Table 3. Prentice Criteria for Surrogate Endpoint (see Appendix A.3).

BPF Data Used	$\mathit{\alpha }=0.5$		$\mathit{\alpha }=1$		$\mathit{\alpha }=2$
	${\mathit{I}}_{\mathit{\alpha }}\left(\mathit{T},\mathit{Z}|\mathit{S}\right)$	ITMA	${\mathit{I}}_{\mathit{\alpha }}\left(\mathit{T},\mathit{Z}|\mathit{S}\right)$	ITMA	${\mathit{I}}_{\mathit{\alpha }}\left(\mathit{T},\mathit{Z}|\mathit{S}\right)$	ITMA
0, 24	0.0390	0.0751	0.0271	0.0528	0.0108	0.0213
0, 24, 48	0.0388	0.0747	0.0270	0.0526	0.0108	0.0213
0, 24, 48, 72	0.0407	0.0782	0.0280	0.0545	0.0110	0.0218
0, 24, 48, 72, 96	0.0395	0.0760	0.0274	0.0533	0.0110	0.0218
0, 48	0.0428	0.0820	0.0297	0.0578	0.0117	0.0231
0, 72	0.0416	0.0798	0.0287	0.0558	0.0111	0.0219
0, 24, 72	0.0403	0.0775	0.0278	0.0541	0.0110	0.0217
0, 48, 72	0.0434	0.0832	0.0299	0.0580	0.0116	0.0229

examines the longitudinal surrogacy based on Prentice’s criteria. Here we want to determine if $I_{\alpha }\left(T,Z|S\right)$ is close to 0. The results of Table 3 confirm the observations in Table 2 that the longitudinal BPF is a good surrogate variable for binary CTH > 3.0 mm at 96 weeks. Because Table 3 uses the same model as Table 2, the p-values for longitudinal models are omitted. Once again, $I_{\alpha }\left(T,Z|S\right)$ decreases with $\alpha$.

4. Conclusions

Alonso et al. [24] proposed to assess the validity of a surrogate endpoint in terms of uncertainty reduction. The main proposals for measures of uncertainty are found in information theory. These authors based their proposal in the well-known Shannon entropy. In the past there has been an extensive work on generalized entropies [30,31,32,36,37,38,39]. We focus on the Havrda-Charvat entropy, which reduces to the Shannon case if the parameter is set to one, to extend that surrogacy measure. Based on the generalized entropy, we consider a generalized mutual information as it has been proved in other contexts to have better performance of some members of this family [30,31,32]. In this paper, the theoretical development of these measures has been completed. The advantage of our proposal is that it contains a particular case of a useful measure to assess surrogacy and demonstrates the ability to easily explore other measures which may have performance advantages for specific questions. We have seen the advantage of using $\alpha$ = 2 instead of $\alpha$ = 1 in our example to evaluate scheduling of longitudinal visits.

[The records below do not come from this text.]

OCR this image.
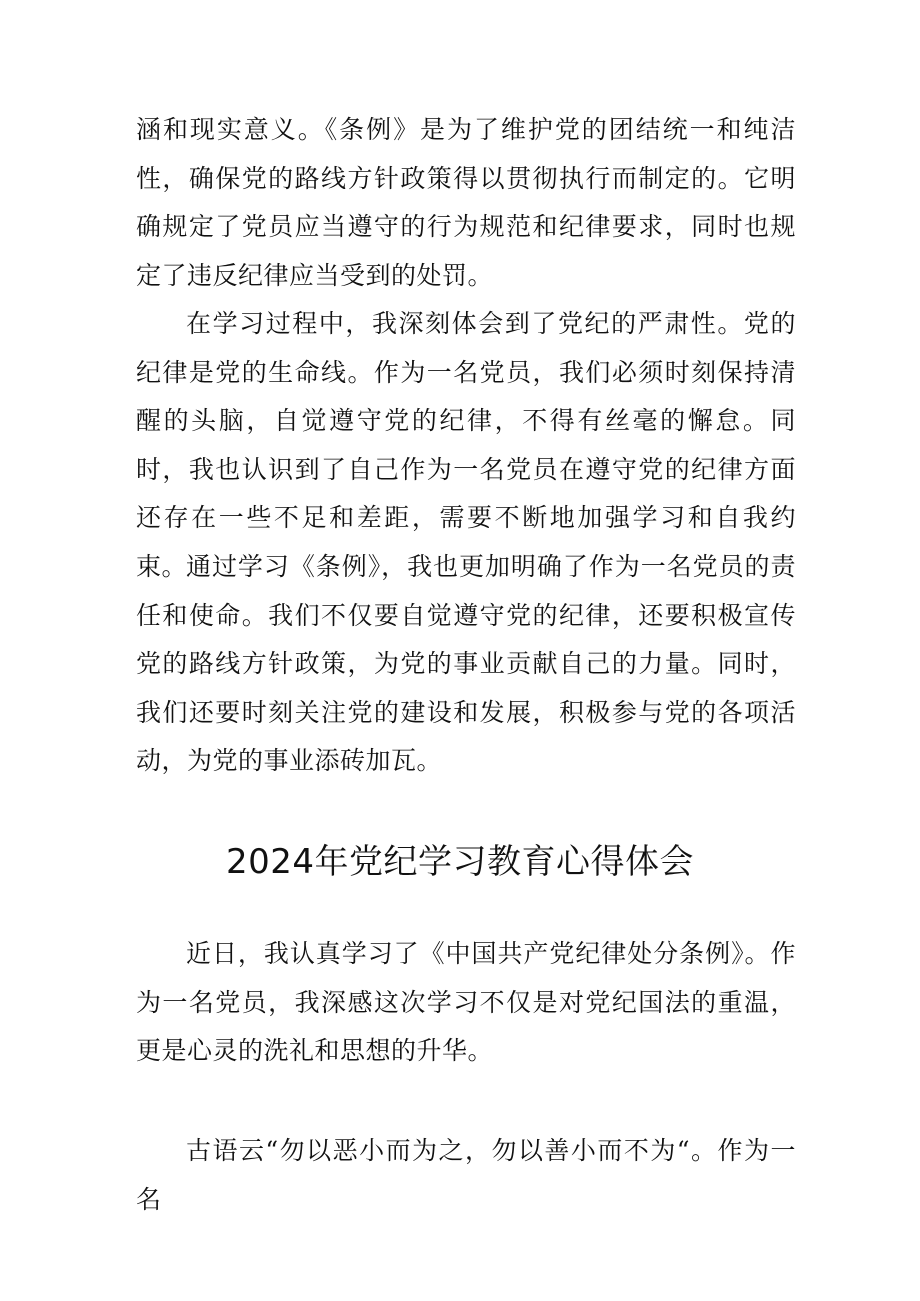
涵和现实意义。《条例》是为了维护党的团结统一和纯洁性，确保党的路线方针政策得以贯彻执行而制定的。它明确规定了党员应当遵守的行为规范和纪律要求，同时也规定了违反纪律应当受到的处罚。

在学习过程中，我深刻体会到了党纪的严肃性。党的纪律是党的生命线。作为一名党员，我们必须时刻保持清醒的头脑，自觉遵守党的纪律，不得有丝毫的懈怠。同时，我也认识到了自己作为一名党员在遵守党的纪律方面还存在一些不足和差距，需要不断地加强学习和自我约束。

通过学习《条例》，我也更加明确了作为一名党员的责任和使命。我们不仅要自觉遵守党的纪律，还要积极宣传党的路线方针政策，为党的事业贡献自己的力量。同时，我们还要时刻关注党的建设和发展，积极参与党的各项活动，为党的事业添砖加瓦。

2024年党纪学习教育心得体会

近日，我认真学习了《中国共产党纪律处分条例》。作为一名党员，我深感这次学习不仅是对党纪国法的重温，更是心灵的洗礼和思想的升华。

古语云“勿以恶小而为之，勿以善小而不为“。作为一名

Some additional issues are pending. On one hand, we are working to carry out a more extensive numerical study for assessing the performance of these measures in the endpoint surrogacy context. In our paper, we compared the performance of ITMA in a real trial with three choices of $\alpha$ (0.5, 1 and 2). They were chosen for illustration purposes. The optimal choice of $\alpha$ remains a research question. Additional research can consider other ITMA, such as divergence measures [36], taking into account that the mutual information is equal to the Kullback divergence, or measures of unilateral dependency as that defined by Andonie et al. [37] based on the informational energy [39] or surrogacy for testing of variances [38].